The relationship between mitochondrial respiration, resting metabolic rate and blood cell count in great tits

Abstract

Although mitochondrial respiration is believed to explain a substantial part of the variation in resting metabolic rate (RMR), few studies have empirically studied the relationship between organismal and cellular metabolism. We therefore investigated the relationship between RMR and mitochondrial respiration of permeabilized blood cells in wild great tits (Parus major L.). We also studied the correlation between mitochondrial respiration traits and blood cell count, as normalizing mitochondrial respiration by the cell count is a method commonly used to study blood metabolism.

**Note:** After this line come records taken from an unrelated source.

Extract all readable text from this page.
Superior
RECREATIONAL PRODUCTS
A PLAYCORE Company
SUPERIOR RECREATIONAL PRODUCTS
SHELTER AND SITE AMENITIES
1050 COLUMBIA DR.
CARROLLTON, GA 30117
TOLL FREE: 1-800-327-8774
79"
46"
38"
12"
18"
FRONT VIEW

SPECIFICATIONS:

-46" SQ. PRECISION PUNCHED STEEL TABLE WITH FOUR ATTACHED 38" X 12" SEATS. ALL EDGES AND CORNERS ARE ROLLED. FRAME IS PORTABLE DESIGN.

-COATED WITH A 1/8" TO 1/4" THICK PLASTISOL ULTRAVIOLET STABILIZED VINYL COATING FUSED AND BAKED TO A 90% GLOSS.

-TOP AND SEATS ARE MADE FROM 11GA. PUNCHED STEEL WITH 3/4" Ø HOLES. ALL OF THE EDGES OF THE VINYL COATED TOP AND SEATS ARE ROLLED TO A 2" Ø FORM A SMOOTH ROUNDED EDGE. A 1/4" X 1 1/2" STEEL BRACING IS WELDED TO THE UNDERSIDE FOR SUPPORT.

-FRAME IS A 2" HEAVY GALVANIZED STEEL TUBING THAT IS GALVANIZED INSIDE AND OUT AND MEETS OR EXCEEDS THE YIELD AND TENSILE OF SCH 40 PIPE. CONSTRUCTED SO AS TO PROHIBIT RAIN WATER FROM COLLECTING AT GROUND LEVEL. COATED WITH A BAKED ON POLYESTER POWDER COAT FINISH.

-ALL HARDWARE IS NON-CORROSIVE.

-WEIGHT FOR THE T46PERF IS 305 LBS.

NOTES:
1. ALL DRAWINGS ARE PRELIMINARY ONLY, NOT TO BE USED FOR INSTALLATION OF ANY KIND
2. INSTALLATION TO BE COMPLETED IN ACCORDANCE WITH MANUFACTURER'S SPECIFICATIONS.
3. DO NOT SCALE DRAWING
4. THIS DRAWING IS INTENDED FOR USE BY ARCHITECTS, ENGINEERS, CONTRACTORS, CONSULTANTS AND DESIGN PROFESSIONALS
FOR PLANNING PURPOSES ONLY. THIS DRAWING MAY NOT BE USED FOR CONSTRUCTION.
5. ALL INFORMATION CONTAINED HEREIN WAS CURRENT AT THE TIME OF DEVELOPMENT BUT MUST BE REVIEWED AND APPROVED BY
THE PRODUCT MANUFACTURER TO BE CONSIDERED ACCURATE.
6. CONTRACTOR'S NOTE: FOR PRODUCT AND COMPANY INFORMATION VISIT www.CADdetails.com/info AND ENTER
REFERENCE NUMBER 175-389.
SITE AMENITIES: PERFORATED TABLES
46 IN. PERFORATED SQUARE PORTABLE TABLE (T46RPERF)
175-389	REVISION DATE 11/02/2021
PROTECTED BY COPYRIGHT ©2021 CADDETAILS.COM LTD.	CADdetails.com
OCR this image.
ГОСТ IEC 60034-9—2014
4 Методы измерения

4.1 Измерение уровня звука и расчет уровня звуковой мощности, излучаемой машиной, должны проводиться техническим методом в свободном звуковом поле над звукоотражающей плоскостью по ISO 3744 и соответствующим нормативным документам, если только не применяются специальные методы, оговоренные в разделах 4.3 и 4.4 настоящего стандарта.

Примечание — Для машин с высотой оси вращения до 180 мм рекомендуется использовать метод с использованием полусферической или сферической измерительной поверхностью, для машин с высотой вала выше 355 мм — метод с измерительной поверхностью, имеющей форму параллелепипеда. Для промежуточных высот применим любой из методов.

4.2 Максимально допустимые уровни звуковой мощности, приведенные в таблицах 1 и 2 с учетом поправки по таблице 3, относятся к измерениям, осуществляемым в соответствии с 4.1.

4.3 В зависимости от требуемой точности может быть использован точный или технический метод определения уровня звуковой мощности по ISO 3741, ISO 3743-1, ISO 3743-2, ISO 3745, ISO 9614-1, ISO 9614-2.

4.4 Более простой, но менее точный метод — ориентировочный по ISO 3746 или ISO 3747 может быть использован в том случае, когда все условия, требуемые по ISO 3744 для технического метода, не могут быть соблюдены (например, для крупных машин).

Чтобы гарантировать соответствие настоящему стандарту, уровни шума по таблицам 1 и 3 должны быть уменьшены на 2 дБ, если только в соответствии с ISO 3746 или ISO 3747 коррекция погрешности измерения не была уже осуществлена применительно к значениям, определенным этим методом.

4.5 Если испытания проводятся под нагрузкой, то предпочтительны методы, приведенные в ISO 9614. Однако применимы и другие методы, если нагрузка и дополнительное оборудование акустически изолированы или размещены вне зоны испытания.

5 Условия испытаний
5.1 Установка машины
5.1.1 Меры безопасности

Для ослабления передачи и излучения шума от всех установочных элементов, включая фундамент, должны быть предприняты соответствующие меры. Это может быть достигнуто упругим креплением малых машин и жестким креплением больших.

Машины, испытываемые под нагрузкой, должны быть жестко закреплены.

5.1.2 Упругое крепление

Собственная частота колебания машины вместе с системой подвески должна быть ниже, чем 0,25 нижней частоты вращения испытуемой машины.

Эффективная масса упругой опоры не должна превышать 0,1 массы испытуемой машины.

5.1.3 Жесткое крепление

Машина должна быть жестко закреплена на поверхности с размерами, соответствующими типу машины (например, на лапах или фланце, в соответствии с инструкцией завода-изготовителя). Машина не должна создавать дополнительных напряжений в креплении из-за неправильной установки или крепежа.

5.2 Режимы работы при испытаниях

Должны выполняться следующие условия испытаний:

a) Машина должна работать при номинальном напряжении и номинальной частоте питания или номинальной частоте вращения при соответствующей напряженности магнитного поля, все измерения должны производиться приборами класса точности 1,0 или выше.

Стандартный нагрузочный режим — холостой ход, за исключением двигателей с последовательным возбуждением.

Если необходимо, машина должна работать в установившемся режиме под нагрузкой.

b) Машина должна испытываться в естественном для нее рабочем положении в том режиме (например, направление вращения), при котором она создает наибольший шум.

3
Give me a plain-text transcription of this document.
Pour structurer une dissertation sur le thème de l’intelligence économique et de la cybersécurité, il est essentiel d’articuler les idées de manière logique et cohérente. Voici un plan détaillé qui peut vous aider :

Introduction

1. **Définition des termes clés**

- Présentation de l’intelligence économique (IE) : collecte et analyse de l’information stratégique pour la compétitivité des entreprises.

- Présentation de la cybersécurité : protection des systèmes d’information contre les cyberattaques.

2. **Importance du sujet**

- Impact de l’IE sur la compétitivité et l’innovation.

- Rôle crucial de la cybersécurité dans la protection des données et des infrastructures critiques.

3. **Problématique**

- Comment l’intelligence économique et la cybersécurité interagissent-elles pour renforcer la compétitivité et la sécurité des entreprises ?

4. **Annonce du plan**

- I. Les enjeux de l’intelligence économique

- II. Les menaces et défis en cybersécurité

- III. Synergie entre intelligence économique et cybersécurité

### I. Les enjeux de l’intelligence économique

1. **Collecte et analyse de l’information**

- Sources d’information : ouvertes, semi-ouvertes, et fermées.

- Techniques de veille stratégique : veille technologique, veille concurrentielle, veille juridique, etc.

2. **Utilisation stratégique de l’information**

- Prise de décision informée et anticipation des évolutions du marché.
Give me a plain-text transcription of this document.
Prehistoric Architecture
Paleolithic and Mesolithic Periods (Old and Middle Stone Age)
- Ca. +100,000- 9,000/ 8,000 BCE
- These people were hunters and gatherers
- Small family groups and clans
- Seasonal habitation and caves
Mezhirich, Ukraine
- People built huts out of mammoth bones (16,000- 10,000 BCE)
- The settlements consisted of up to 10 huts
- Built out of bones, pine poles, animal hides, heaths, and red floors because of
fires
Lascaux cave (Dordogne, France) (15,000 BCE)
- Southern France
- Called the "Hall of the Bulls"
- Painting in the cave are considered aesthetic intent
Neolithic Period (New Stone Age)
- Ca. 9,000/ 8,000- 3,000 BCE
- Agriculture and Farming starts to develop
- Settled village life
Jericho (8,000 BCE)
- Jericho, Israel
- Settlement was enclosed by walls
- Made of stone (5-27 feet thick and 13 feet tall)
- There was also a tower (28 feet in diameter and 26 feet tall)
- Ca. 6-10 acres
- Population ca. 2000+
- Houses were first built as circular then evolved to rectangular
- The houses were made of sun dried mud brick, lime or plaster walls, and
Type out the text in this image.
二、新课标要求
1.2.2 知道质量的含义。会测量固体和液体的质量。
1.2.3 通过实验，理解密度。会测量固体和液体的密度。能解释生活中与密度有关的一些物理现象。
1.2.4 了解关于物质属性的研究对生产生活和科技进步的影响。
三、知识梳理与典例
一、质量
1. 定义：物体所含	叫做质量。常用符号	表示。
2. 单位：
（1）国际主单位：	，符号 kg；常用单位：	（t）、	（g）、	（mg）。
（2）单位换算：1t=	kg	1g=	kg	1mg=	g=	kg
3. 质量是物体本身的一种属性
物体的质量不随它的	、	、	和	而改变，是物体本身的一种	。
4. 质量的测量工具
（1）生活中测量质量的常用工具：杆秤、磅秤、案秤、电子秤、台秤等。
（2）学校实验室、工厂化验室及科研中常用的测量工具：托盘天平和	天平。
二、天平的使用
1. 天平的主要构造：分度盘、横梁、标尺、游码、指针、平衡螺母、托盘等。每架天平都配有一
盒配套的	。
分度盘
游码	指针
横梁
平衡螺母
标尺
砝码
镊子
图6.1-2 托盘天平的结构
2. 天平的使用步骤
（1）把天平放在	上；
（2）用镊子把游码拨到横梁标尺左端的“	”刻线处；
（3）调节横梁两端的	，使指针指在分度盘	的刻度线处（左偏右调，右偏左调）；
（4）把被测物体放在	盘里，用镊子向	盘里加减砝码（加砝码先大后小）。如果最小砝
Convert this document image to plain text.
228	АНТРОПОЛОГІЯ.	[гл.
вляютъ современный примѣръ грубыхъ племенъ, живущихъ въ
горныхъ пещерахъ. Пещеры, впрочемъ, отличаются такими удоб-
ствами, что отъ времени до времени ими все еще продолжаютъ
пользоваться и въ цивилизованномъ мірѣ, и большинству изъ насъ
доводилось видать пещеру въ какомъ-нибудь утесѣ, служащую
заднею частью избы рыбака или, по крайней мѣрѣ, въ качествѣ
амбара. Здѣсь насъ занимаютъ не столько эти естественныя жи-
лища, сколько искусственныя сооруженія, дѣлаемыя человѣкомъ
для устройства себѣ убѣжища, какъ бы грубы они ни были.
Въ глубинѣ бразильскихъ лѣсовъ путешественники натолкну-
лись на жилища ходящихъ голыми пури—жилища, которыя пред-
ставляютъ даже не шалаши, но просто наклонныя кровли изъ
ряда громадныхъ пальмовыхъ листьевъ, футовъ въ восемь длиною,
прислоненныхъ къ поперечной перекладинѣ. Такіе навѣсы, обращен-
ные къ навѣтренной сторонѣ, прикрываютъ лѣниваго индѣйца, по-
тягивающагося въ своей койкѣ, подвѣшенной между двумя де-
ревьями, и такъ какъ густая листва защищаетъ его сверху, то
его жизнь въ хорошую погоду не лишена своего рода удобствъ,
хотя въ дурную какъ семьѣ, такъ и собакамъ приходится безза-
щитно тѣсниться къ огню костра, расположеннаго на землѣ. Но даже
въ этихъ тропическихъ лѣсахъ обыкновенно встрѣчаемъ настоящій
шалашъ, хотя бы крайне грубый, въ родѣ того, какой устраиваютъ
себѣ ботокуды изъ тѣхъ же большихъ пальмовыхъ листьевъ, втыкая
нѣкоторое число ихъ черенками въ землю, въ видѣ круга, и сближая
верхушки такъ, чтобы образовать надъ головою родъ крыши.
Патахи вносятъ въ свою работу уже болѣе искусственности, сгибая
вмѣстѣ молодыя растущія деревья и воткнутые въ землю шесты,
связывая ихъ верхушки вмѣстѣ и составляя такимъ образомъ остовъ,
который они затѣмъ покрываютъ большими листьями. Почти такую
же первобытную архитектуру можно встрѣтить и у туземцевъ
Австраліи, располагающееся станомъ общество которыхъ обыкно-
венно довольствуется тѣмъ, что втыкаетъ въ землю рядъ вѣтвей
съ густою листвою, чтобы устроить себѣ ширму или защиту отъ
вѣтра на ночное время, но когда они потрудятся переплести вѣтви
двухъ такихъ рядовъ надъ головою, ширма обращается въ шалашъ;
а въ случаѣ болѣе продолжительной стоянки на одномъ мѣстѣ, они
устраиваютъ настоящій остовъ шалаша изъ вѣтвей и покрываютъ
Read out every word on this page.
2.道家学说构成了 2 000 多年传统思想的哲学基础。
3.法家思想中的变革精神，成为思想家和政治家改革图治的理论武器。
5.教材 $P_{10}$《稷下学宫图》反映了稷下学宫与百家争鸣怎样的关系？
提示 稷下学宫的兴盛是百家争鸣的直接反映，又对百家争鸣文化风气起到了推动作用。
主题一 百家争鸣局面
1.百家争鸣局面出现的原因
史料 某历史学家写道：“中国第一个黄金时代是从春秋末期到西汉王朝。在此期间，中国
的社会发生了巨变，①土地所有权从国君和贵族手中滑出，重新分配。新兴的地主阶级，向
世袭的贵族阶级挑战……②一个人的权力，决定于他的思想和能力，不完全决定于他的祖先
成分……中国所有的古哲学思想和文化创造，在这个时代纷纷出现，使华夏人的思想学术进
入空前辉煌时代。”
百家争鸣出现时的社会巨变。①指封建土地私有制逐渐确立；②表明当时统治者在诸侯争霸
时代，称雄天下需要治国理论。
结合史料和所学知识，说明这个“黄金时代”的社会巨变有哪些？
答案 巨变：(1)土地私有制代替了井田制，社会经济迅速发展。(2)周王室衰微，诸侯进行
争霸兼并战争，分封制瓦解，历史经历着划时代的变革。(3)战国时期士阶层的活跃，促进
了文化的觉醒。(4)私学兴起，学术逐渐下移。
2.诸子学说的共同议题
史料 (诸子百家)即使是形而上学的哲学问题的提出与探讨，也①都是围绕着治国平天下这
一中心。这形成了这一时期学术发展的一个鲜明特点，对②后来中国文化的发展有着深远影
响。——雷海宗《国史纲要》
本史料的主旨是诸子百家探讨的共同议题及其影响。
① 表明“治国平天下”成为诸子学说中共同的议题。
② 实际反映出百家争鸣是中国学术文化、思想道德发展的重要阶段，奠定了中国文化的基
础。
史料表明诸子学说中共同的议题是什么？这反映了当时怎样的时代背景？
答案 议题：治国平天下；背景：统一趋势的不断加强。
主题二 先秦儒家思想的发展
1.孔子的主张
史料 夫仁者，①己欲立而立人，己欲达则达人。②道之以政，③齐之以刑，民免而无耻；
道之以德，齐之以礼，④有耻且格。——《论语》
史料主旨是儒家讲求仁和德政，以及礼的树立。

In contrast to previous studies, our results show that there was no relationship between RMR and mitochondrial respiration in intact blood cells (i.e., with the ROUTINE respiration). However, when cells were permeabilised and interrelation re-assessed under saturating substrate availability, we found that RMR was positively related to phosphorylating respiration rates through complexes I and II (i.e., OXPHOS respiration) and to the mitochondrial efficiency to produce energy (i.e., Net phosphorylating efficiency), though variation explained by the models was low (i.e., linear model: R2=0.14 to 0.21). However, unlike studies in mammals, LEAK respiration without (i.e., L(n)) and with (i.e., L(Omy)) adenylates was not significantly related to RMR. These results suggest that phosphorylating respiration in blood cells can potentially be used to predict RMR in wild birds, but that this relationship may have to be addressed in standardized conditions (permeabilized cells) and that the prediction risks being imprecise. We also showed that, in our conditions, there was no relationship between any mitochondrial respiration trait and blood cell count. Hence, we caution against normalising respiration rates using this parameter as is sometimes done. Future work should address the functional explanations for the observed relationships, and determine why these appear labile across space, time, taxon, and physiological state.